PacificBiosciences / FALCON_unzip

Making diploid assembly becomes common practice for genomic study
BSD 3-Clause Clear License
30 stars 18 forks source link

location of Haplotigs on Primary contigs and read alignment to both #70

Open conte1 opened 7 years ago

conte1 commented 7 years ago

Hi,

I'm trying to figure out the best way use a final polished (4-quiver) assembly to align to both Primary and Associated contigs. It seems in Chin et al 2016 that haplotigs and primary contigs were combined and then short reads were aligned with bwa and all read mappings were considered since bwa outputs MAPQ=0 for ambiguously mapped reads.

I've been looking at bwi-kit and it seems the haplotigs could be used as ALT contigs. However, to do this, location information of the ALT contigs on the primary assembly is needed. So I'm trying get this information from the final 4-quiver assembly.
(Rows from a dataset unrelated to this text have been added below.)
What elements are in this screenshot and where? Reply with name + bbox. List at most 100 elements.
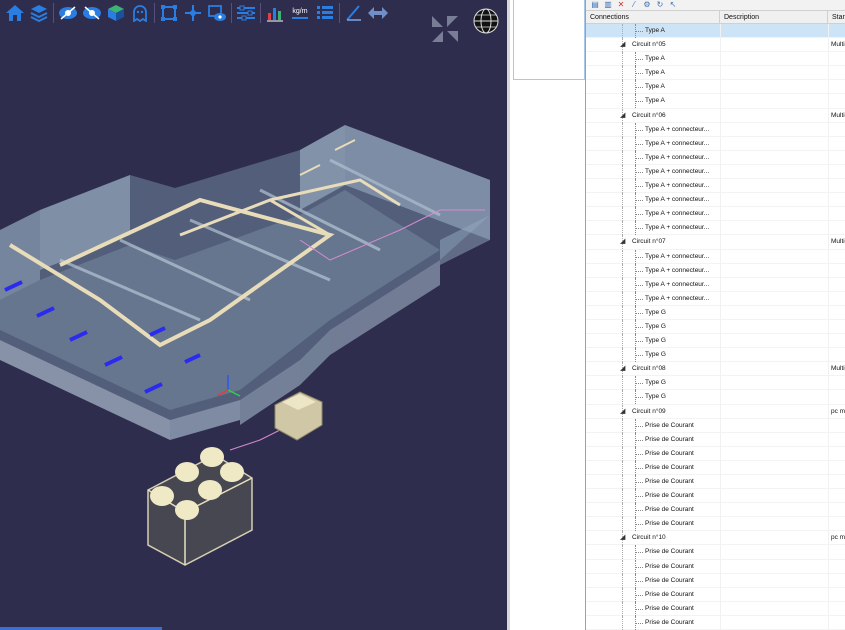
standard-cell[interactable] <box>828 446 845 461</box>
description-cell[interactable] <box>720 334 828 349</box>
standard-cell[interactable] <box>828 573 845 588</box>
delete-icon[interactable]: ✕ <box>616 0 626 9</box>
tree-group-row[interactable]: ◢ Circuit n°07 Multi <box>586 235 845 250</box>
description-cell[interactable] <box>720 404 828 419</box>
description-cell[interactable] <box>720 249 828 264</box>
standard-cell[interactable] <box>828 291 845 306</box>
description-cell[interactable] <box>720 615 828 630</box>
standard-cell[interactable] <box>828 503 845 518</box>
description-cell[interactable] <box>720 475 828 489</box>
sliders-icon[interactable] <box>234 1 258 25</box>
description-cell[interactable] <box>720 24 828 38</box>
tree-row[interactable]: Type G <box>586 334 845 349</box>
description-cell[interactable] <box>720 80 828 95</box>
tree-group-row[interactable]: ◢ Circuit n°05 Multi <box>586 38 845 53</box>
wand-icon[interactable]: ⁄ <box>629 0 639 9</box>
tree-row[interactable]: Type G <box>586 305 845 320</box>
standard-cell[interactable] <box>828 136 845 151</box>
standard-cell[interactable]: Multi <box>828 38 845 53</box>
tree-row[interactable]: Prise de Courant <box>586 559 845 574</box>
standard-cell[interactable] <box>828 376 845 391</box>
standard-cell[interactable] <box>828 319 845 334</box>
tree-row[interactable]: Prise de Courant <box>586 460 845 475</box>
standard-cell[interactable] <box>828 277 845 292</box>
description-cell[interactable] <box>720 52 828 67</box>
description-cell[interactable] <box>720 559 828 574</box>
description-cell[interactable] <box>720 277 828 292</box>
description-cell[interactable] <box>720 601 828 616</box>
standard-cell[interactable] <box>828 545 845 560</box>
description-cell[interactable] <box>720 348 828 363</box>
globe-icon[interactable] <box>473 8 499 34</box>
tree-row[interactable]: Type A + connecteur... <box>586 164 845 180</box>
tree-row[interactable]: Prise de Courant <box>586 432 845 447</box>
column-description[interactable]: Description <box>720 11 828 23</box>
tree-group-row[interactable]: ◢ Circuit n°09 pc mu <box>586 404 845 419</box>
tree-row[interactable]: Type A + connecteur... <box>586 277 845 292</box>
standard-cell[interactable] <box>828 601 845 616</box>
description-cell[interactable] <box>720 122 828 137</box>
description-cell[interactable] <box>720 319 828 334</box>
tree-row[interactable]: Prise de Courant <box>586 489 845 504</box>
standard-cell[interactable]: Multi <box>828 235 845 250</box>
gear-icon[interactable]: ⚙ <box>642 0 652 9</box>
description-cell[interactable] <box>720 193 828 208</box>
description-cell[interactable] <box>720 291 828 306</box>
description-cell[interactable] <box>720 587 828 602</box>
standard-cell[interactable]: pc mu <box>828 531 845 546</box>
description-cell[interactable] <box>720 573 828 588</box>
tree-group-row[interactable]: ◢ Circuit n°06 Multi <box>586 108 845 123</box>
tree-row[interactable]: Type A + connecteur... <box>586 207 845 222</box>
3d-viewport[interactable]: kg/m <box>0 0 507 630</box>
description-cell[interactable] <box>720 517 828 532</box>
tree-row[interactable]: Prise de Courant <box>586 503 845 518</box>
tree-row[interactable]: Type A <box>586 66 845 81</box>
standard-cell[interactable]: Multi <box>828 362 845 377</box>
home-icon[interactable] <box>3 1 27 25</box>
standard-cell[interactable]: Multi <box>828 108 845 123</box>
standard-cell[interactable] <box>828 193 845 208</box>
standard-cell[interactable] <box>828 263 845 278</box>
description-cell[interactable] <box>720 362 828 377</box>
standard-cell[interactable] <box>828 334 845 349</box>
expand-arrow-icon[interactable]: ◢ <box>620 112 625 120</box>
list-icon[interactable] <box>313 1 337 25</box>
standard-cell[interactable] <box>828 418 845 433</box>
standard-cell[interactable] <box>828 559 845 574</box>
screen-view-icon[interactable] <box>205 1 229 25</box>
expand-arrow-icon[interactable]: ◢ <box>620 408 625 416</box>
standard-cell[interactable] <box>828 207 845 222</box>
standard-cell[interactable] <box>828 348 845 363</box>
tree-row[interactable]: Type G <box>586 348 845 363</box>
frame-icon[interactable] <box>157 1 181 25</box>
description-cell[interactable] <box>720 545 828 560</box>
description-cell[interactable] <box>720 221 828 236</box>
standard-cell[interactable] <box>828 150 845 165</box>
description-cell[interactable] <box>720 489 828 504</box>
building-3d-model[interactable] <box>0 0 507 630</box>
description-cell[interactable] <box>720 235 828 250</box>
standard-cell[interactable] <box>828 94 845 109</box>
description-cell[interactable] <box>720 376 828 391</box>
standard-cell[interactable] <box>828 475 845 489</box>
tree-row[interactable]: Type A + connecteur... <box>586 193 845 208</box>
description-cell[interactable] <box>720 263 828 278</box>
refresh-icon[interactable]: ↻ <box>655 0 665 9</box>
ghost-icon[interactable] <box>128 1 152 25</box>
expand-arrow-icon[interactable]: ◢ <box>620 365 625 373</box>
column-standard[interactable]: Stand <box>828 11 845 23</box>
standard-cell[interactable] <box>828 221 845 236</box>
tree-row[interactable]: Prise de Courant <box>586 601 845 616</box>
description-cell[interactable] <box>720 446 828 461</box>
expand-arrow-icon[interactable]: ◢ <box>620 534 625 542</box>
tree-row[interactable]: Type G <box>586 390 845 405</box>
tree-row[interactable]: Prise de Courant <box>586 545 845 560</box>
standard-cell[interactable] <box>828 164 845 179</box>
tree-group-row[interactable]: ◢ Circuit n°10 pc mu <box>586 531 845 546</box>
cube-icon[interactable] <box>104 1 128 25</box>
tree-row[interactable]: Type A + connecteur... <box>586 150 845 165</box>
nav-cube-icon[interactable] <box>430 14 460 44</box>
measure-icon[interactable] <box>342 1 366 25</box>
standard-cell[interactable] <box>828 489 845 504</box>
unit-icon[interactable]: kg/m <box>287 1 313 25</box>
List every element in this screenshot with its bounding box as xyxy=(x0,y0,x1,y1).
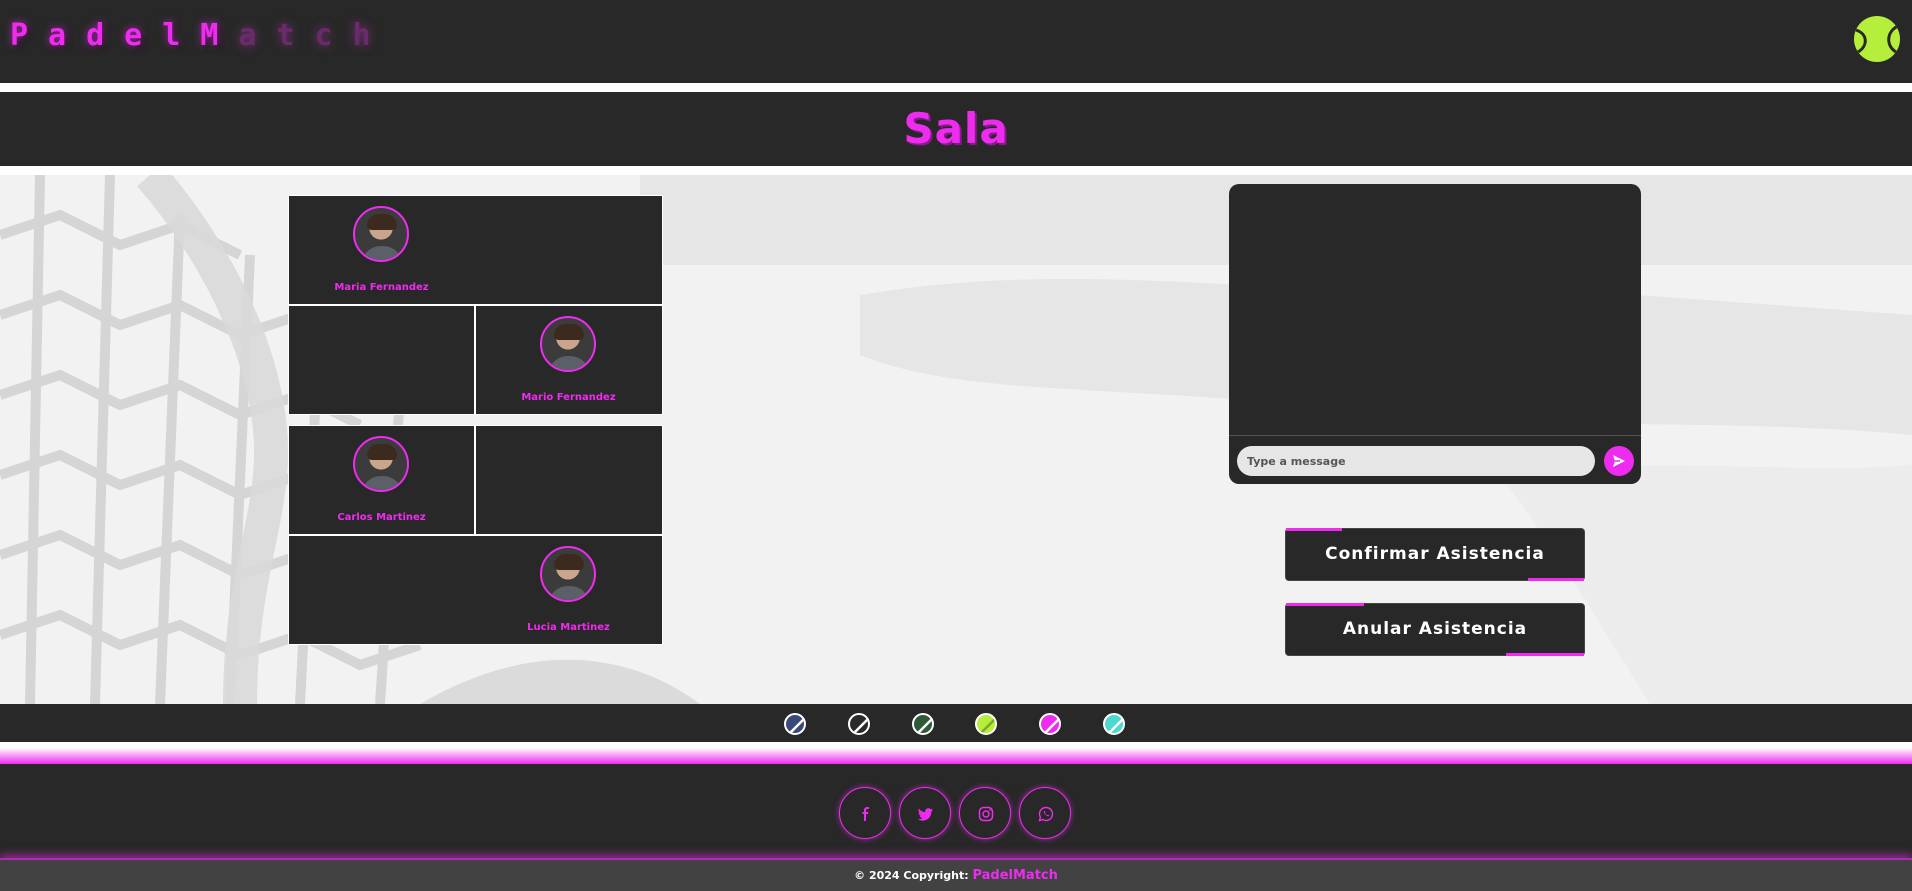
player-avatar xyxy=(353,436,409,492)
page-title: Sala xyxy=(903,104,1009,153)
ball-icon[interactable] xyxy=(912,713,934,735)
logo-fade: atch xyxy=(238,18,391,53)
chat-messages[interactable] xyxy=(1229,184,1641,436)
twitter-button[interactable] xyxy=(899,787,951,839)
ball-icon[interactable] xyxy=(1039,713,1061,735)
confirm-attendance-label: Confirmar Asistencia xyxy=(1325,544,1545,564)
player-slot[interactable] xyxy=(475,425,663,535)
copyright-text: © 2024 Copyright: xyxy=(854,869,969,882)
send-button[interactable] xyxy=(1604,446,1634,476)
player-card[interactable]: Maria Fernandez xyxy=(288,196,475,304)
title-strip: Sala xyxy=(0,92,1912,166)
copyright-brand-link[interactable]: PadelMatch xyxy=(972,868,1057,883)
instagram-icon xyxy=(978,806,994,822)
chat-message-input[interactable] xyxy=(1237,446,1595,476)
footer-glow-line xyxy=(0,748,1912,764)
facebook-icon xyxy=(862,807,869,821)
player-card[interactable]: Carlos Martinez xyxy=(288,426,475,534)
accent-line xyxy=(1506,653,1584,656)
player-card[interactable]: Lucia Martinez xyxy=(475,536,662,644)
ball-icon[interactable] xyxy=(784,713,806,735)
players-grid: Maria Fernandez Mario Fernandez Carlos M… xyxy=(288,195,663,645)
logo-strong: PadelM xyxy=(10,18,239,53)
accent-line xyxy=(1286,603,1364,606)
twitter-icon xyxy=(918,808,933,821)
whatsapp-icon xyxy=(1038,806,1054,822)
accent-line xyxy=(1286,528,1342,531)
footer xyxy=(0,764,1912,862)
player-name: Mario Fernandez xyxy=(521,392,616,403)
send-icon xyxy=(1613,455,1625,467)
player-avatar xyxy=(540,316,596,372)
logo[interactable]: PadelMatch xyxy=(10,18,391,53)
ball-icon[interactable] xyxy=(1103,713,1125,735)
player-name: Lucia Martinez xyxy=(527,622,610,633)
whatsapp-button[interactable] xyxy=(1019,787,1071,839)
player-avatar xyxy=(540,546,596,602)
player-name: Carlos Martinez xyxy=(337,512,426,523)
facebook-button[interactable] xyxy=(839,787,891,839)
cancel-attendance-button[interactable]: Anular Asistencia xyxy=(1285,603,1585,656)
player-slot[interactable] xyxy=(288,305,475,415)
ball-icon[interactable] xyxy=(848,713,870,735)
ball-icon[interactable] xyxy=(975,713,997,735)
accent-line xyxy=(1528,578,1584,581)
ball-theme-strip xyxy=(0,704,1912,742)
cancel-attendance-label: Anular Asistencia xyxy=(1342,619,1528,639)
confirm-attendance-button[interactable]: Confirmar Asistencia xyxy=(1285,528,1585,581)
top-header: PadelMatch xyxy=(0,0,1912,83)
instagram-button[interactable] xyxy=(959,787,1011,839)
player-avatar xyxy=(353,206,409,262)
tennis-ball-icon[interactable] xyxy=(1854,16,1900,62)
player-card[interactable]: Mario Fernandez xyxy=(475,306,662,414)
copyright-bar: © 2024 Copyright: PadelMatch xyxy=(0,858,1912,891)
player-name: Maria Fernandez xyxy=(334,282,429,293)
chat-panel xyxy=(1229,184,1641,484)
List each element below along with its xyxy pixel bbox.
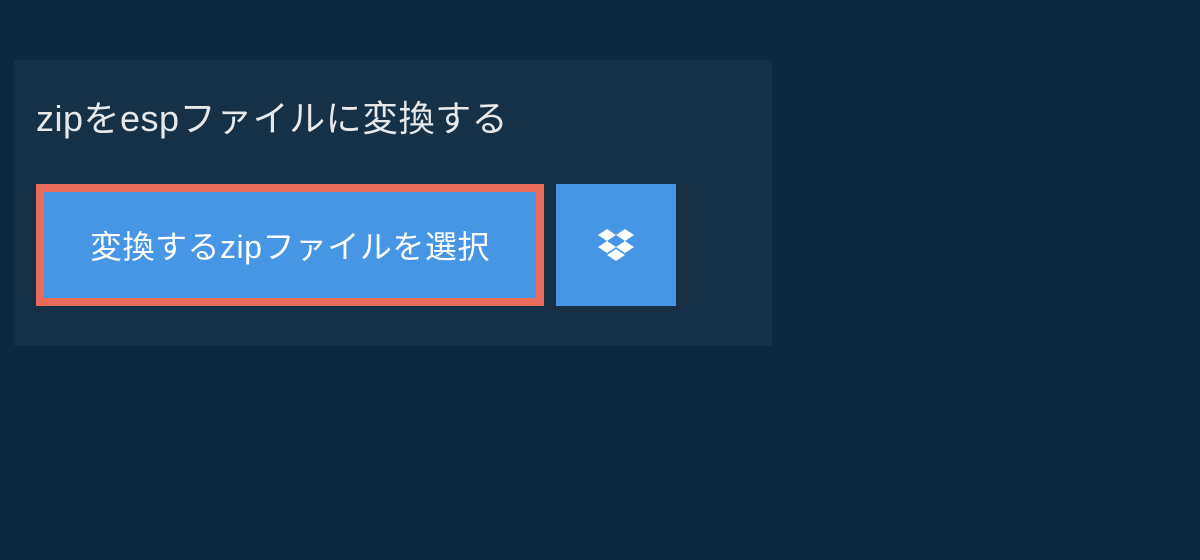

Is seems the output file 3-unzip/all_h_ctg_edges provides some of the information of where each haplotig diverges from the primary contigs? Is there an explanation of this file format somewhere? For example, what exactly does the following mean?

000000F_001 000792181:E 002163126:B N OP 46 0 46 0
000000F_001 002163126:B 001857450:E N OP 46 0 46 0

Finally, this information (haplotig to primary contig locations) seems to have been lost after the final quiver polishing step and the contig/haplotig coordinates have changed after polishing.

Has anyone else tried anything like this before?

Thanks, Matt

pb-jchin commented 7 years ago

Well, I have not tested and understood the BWA ALT contigs is suitable but it is worth to test it out. The safest bet to use nucmer or other whole genome aligner to identify the relationship. You might need to filter to result. Check @gconcepcion's https://github.com/gconcepcion/chain_filter

conte1 commented 7 years ago

Sounds good. I think I'll try to determine the differences between aligning with BWA ALT contigs versus aligning to combined haplotigs+primary contigs. Thanks.